Question

One positive number is 14 less than another positive number. If the reciprocal of the smaller number is added to five times the reciprocal of the larger​ number, the sum is one fourth. Find the two numbers.

Answer 1

Let's call the two numbers
`s` and
`l`.

Given these variables, we can say:
`s = l - 14`, based on the first sentence in the problem.

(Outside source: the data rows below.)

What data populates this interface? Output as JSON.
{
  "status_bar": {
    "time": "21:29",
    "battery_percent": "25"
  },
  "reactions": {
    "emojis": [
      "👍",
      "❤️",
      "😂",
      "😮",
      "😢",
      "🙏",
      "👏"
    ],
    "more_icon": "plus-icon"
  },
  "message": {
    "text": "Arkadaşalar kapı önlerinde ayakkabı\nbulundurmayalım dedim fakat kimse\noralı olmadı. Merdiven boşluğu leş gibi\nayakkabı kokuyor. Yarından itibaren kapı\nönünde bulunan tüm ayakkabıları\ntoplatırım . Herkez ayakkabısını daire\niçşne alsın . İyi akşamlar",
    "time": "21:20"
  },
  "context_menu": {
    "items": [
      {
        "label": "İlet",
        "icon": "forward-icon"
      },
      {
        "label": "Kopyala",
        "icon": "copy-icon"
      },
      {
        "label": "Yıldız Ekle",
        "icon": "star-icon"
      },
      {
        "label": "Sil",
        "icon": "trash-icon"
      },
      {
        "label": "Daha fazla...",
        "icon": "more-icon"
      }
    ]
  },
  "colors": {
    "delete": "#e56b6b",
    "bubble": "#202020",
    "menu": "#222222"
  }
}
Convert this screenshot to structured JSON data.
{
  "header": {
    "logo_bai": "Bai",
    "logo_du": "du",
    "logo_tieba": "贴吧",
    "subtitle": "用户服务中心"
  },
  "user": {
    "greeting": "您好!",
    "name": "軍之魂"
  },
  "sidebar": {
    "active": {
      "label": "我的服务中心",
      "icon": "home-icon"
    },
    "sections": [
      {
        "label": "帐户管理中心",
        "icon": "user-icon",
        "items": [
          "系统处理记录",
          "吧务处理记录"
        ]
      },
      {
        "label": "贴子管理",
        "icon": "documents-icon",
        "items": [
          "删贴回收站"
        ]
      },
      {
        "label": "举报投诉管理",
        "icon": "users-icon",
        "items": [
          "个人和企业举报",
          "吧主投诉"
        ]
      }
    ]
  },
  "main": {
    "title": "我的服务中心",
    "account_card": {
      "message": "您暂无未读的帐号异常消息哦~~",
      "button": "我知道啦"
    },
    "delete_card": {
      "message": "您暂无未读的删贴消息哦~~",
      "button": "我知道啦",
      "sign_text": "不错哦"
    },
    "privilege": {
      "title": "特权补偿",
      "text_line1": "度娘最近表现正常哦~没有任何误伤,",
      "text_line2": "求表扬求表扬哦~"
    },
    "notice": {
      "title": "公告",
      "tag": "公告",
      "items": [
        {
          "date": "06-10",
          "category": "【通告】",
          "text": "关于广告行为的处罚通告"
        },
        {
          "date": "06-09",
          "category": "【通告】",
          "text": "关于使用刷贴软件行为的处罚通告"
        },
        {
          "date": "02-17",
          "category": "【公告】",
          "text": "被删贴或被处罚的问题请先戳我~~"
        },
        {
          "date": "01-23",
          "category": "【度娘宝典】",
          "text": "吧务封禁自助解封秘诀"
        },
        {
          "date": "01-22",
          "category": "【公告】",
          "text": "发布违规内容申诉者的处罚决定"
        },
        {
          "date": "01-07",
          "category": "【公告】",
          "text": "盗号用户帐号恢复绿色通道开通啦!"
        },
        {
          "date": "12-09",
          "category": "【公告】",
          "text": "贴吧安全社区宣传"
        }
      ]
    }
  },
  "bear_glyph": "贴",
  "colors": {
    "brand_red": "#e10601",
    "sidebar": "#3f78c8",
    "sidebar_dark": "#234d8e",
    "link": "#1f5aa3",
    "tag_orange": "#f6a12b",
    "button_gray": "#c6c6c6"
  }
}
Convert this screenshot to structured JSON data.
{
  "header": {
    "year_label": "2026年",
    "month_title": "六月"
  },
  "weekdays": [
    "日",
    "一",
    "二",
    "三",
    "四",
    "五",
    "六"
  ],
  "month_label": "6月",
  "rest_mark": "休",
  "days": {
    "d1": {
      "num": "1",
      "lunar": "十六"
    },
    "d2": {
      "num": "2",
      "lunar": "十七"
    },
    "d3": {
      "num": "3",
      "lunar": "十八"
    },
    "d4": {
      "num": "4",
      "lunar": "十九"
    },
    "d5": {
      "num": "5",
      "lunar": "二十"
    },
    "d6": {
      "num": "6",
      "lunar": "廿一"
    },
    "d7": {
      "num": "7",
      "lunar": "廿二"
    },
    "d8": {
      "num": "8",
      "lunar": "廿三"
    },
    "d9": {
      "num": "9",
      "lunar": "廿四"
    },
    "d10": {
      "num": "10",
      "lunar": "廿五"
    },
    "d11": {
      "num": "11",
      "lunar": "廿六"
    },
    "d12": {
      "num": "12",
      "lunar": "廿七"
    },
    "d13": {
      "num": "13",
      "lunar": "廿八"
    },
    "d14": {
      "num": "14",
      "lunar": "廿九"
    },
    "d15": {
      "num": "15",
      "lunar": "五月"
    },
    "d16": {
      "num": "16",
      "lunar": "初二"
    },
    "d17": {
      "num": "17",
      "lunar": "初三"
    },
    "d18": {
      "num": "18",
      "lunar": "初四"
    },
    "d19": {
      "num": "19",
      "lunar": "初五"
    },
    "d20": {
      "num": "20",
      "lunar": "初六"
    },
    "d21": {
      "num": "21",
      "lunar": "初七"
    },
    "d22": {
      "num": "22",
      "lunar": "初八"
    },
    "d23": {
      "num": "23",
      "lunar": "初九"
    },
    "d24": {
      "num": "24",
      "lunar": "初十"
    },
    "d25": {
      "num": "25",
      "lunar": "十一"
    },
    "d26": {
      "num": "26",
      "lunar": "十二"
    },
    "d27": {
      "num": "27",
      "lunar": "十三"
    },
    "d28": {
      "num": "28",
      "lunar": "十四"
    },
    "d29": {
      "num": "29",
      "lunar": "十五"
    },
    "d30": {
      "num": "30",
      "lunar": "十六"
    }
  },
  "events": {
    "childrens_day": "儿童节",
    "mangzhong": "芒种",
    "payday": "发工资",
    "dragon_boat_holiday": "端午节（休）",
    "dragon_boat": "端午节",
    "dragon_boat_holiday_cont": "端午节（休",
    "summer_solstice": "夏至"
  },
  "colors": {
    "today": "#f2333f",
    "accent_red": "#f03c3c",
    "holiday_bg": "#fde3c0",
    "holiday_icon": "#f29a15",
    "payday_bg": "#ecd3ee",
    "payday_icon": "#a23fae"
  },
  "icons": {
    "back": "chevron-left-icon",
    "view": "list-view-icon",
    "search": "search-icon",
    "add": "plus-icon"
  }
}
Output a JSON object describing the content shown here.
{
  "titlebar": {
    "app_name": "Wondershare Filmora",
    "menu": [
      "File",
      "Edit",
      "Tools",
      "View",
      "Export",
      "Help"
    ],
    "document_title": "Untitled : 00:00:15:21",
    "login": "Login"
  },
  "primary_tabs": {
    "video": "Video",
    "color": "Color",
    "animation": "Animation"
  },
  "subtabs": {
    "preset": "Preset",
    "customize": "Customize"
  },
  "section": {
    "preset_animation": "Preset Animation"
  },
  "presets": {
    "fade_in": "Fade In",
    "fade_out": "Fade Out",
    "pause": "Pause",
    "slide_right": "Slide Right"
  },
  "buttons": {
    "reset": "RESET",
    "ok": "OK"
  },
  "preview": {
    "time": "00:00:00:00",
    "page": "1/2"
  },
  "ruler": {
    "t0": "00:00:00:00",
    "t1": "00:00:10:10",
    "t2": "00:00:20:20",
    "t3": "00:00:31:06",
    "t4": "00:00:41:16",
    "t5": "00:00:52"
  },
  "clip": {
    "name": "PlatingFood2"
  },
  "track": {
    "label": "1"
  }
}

Also, remember that the reciprocal of a number is simply 1 divided by the number. Thus, we can say that:

`(1)/(s) + 5\Big( (1)/(l) \Big) = (1)/(4)`

To solve, we can simply substitute
`l -14` in for
`s` in the second equation and solve.

`(1)/(l - 14) + (5)/(l) = (1)/(4)`

• Set up

`(l)/(l(l - 14)) + (5(l - 14))/(l(l - 14)) = (1)/(4)`

• Get terms on the left side to a common denominator for easier addition

`(l + 5l - 70)/(l(l - 14)) = (1)/(4)`

• Simplify

`4(6l - 70) = l(l - 14)`

• Cross multiplication (
  `(a)/(b) = (c)/(d) \Rightarrow ad = bc`)

`24l - 280 = l^2 - 14l`

• Simplify

`l^2 - 38l + 280 = 0`

• Subtract
  `24l - 280` from both sides of the equation

`(l - 10)(l - 28) = 0`

• Factor left side of the equation

`l = 10, 28`

• Zero Product Property

Now, notice that we have found two solutions, but the problem is only asking for one. This likely means that one of our solutions is extraneous. Let's take a look. Remember that the smaller positive number is equal to 14 less than the larger number. However,

`s = 10 - 14 = -4`,

Since
`s` is not positive in this case,
`l = 10` is not a solution.

Thus,
`l = 28` is our only solution. In this case,

`s = 28 - 14 = 14`,

which means that the smaller number is 14 and the larger number is 28.